Per non parlare della pratica dei «deepfake» – cioè, dei video falsi, manipolati ad arte – che ha raggiunto livelli preoccupanti. Come informa il sito TechCrunch, «grazie a un algoritmo sviluppato da Disney Research e dall'Ethdi Zurigo è ora possibile produrre foto e video ad alta risoluzione in cui si scambiano i volti dei personaggi presenti con un risultato indistinguibile dall'originale». Chi è abituato a pensare sempre positivo, sottolinea che potrà essere usato per far recitare attori morti e riportare in scena cantanti scomparsi. Pratiche che, come quella del «de-aging» (che attraverso sensori sui corpi degli attori e potenti computer ringiovanisce i protagonisti dei film e dei video) possono far discutere ma che non appaiono pericolose. Invece le potenzialità di questo nuovo algoritmo devono farci paura. Il sistema presentato all'Eurographics Symposium on Rendering, rappresenta un passo ulteriore rispetto ai sistemi attuali usati per produrre i cosiddetti video «deepfake», che finora avevano una bassa risoluzione e quindi dettagli che li rendevano riconoscibili a occhi esperti. Qui «l'effetto è molto più realistico, con un risultato indistinguibile dall'originale».
Per ora queste tecnologie sono ancora costose, ma non è difficile ipotizzare che, tra pochi anni, chiunque potrà produrre tesi, libri, discussioni, notizie, audio e video falsi, usando strumenti e applicazioni che saranno alla portata di tutti.

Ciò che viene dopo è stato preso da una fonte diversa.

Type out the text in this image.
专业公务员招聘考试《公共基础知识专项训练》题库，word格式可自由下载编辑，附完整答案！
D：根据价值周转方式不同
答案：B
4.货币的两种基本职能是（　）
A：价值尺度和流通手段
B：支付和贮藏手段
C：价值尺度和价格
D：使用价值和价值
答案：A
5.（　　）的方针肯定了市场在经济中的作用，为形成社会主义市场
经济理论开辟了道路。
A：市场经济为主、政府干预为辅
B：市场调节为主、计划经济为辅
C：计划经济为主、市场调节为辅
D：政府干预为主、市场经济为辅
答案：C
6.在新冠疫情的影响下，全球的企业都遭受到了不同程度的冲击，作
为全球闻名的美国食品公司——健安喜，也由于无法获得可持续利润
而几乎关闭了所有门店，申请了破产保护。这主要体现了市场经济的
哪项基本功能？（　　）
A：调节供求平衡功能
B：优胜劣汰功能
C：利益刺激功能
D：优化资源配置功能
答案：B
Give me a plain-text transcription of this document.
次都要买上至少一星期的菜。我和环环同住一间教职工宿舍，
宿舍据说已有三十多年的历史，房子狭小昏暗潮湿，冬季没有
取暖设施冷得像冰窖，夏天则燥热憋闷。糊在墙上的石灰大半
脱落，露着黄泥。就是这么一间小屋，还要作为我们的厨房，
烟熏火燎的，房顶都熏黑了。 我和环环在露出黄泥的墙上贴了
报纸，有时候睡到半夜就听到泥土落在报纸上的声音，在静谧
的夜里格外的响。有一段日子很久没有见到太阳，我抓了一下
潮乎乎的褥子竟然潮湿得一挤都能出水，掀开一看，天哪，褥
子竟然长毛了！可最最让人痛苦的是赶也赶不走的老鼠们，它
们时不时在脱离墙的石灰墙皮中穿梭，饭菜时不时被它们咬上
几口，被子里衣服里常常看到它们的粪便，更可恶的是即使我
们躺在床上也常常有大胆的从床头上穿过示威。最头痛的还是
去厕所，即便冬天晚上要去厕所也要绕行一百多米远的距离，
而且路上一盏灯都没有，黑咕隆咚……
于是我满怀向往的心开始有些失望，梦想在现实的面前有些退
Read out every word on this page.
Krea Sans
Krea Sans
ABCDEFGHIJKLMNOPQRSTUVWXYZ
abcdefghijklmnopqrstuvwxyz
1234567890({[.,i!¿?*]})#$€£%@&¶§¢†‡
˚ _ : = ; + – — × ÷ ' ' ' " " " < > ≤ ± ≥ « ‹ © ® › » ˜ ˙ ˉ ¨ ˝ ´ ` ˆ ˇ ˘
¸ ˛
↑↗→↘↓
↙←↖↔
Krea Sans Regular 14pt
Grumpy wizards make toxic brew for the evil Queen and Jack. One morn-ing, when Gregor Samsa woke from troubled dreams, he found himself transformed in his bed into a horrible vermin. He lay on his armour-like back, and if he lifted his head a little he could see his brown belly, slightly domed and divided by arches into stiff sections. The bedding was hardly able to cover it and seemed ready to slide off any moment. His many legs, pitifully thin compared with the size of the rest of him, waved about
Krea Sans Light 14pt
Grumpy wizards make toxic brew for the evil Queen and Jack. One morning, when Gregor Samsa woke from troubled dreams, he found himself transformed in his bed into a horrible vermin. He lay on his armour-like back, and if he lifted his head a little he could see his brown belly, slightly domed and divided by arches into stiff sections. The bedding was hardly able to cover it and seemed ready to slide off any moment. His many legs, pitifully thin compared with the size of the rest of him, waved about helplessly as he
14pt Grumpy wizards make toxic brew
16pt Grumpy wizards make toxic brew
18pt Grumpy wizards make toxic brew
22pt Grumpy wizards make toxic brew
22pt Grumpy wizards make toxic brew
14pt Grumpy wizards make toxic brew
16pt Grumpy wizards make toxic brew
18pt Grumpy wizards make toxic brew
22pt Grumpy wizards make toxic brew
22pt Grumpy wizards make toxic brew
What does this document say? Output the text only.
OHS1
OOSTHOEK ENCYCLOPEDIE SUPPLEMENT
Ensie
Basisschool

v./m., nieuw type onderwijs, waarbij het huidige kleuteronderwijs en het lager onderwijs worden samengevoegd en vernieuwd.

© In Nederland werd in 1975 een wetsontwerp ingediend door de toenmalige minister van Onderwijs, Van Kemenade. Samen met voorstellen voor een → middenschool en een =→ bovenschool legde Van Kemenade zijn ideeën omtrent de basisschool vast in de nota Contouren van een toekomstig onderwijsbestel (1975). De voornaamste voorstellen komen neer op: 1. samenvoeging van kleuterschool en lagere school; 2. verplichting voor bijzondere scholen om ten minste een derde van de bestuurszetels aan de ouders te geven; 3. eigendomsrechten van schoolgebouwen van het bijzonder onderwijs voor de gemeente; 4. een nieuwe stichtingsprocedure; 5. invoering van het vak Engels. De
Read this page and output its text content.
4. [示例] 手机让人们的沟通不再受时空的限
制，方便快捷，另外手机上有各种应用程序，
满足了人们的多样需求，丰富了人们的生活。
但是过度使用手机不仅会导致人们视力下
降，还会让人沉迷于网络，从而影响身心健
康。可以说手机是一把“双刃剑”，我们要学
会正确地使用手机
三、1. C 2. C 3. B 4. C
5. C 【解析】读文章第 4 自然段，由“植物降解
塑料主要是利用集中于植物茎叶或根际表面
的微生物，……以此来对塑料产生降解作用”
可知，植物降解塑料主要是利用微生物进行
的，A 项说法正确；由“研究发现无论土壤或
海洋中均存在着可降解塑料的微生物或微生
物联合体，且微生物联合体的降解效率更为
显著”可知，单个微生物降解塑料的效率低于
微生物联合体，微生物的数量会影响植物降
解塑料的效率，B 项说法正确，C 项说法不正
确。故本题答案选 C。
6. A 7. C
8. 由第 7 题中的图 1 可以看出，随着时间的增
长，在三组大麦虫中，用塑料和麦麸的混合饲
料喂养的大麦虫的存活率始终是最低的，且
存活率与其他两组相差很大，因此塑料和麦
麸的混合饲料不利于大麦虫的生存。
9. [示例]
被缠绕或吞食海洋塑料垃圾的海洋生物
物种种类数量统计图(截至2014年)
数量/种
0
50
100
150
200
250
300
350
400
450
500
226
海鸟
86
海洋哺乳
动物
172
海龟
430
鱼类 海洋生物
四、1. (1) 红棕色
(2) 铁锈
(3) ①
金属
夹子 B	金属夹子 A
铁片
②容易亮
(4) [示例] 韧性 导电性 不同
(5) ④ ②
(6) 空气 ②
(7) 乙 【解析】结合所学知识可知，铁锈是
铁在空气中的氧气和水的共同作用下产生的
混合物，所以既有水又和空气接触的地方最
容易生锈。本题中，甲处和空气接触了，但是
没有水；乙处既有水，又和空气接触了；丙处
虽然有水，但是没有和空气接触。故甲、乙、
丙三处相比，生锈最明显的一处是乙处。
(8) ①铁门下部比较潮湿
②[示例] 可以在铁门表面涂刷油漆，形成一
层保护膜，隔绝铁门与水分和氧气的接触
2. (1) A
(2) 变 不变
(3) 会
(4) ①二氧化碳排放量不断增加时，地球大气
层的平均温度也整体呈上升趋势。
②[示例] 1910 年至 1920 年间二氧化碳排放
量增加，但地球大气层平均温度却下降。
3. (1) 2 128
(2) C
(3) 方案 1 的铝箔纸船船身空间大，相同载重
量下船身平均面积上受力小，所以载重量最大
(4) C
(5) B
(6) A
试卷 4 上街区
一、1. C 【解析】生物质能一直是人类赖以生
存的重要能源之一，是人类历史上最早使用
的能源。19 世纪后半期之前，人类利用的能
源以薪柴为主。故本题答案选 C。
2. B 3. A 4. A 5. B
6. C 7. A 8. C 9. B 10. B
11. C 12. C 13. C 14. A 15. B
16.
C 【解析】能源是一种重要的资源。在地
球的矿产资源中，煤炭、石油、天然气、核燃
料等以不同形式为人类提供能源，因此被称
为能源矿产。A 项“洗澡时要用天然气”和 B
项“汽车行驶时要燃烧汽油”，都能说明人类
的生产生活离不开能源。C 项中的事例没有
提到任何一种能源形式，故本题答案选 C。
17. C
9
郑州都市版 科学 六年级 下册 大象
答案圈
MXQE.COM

Così, non solo a chi ha poca dimestichezza col digitale ma anche a chi crede di sapere tutto, apparirà vera qualunque notizia, qualunque dichiarazione audio e qualunque video fake. E scoprire i falsi sarà appannaggio solo di chi avrà a disposizione strumenti molto sofisticati. Se nel frattempo la politica e chi di dovere lavorassero per mettere in tempo delle regole a queste pratiche, potremmo evitare di strapparci le vesti quando sarà troppo tardi. L'alternativa sarà ritrovarci in un mondo dove ognuno crederà a ciò che più gli fa comodo (come in parte accade anche adesso) e le persone saranno sempre più facilmente manipolabili. E la confusione regnerà sovrana.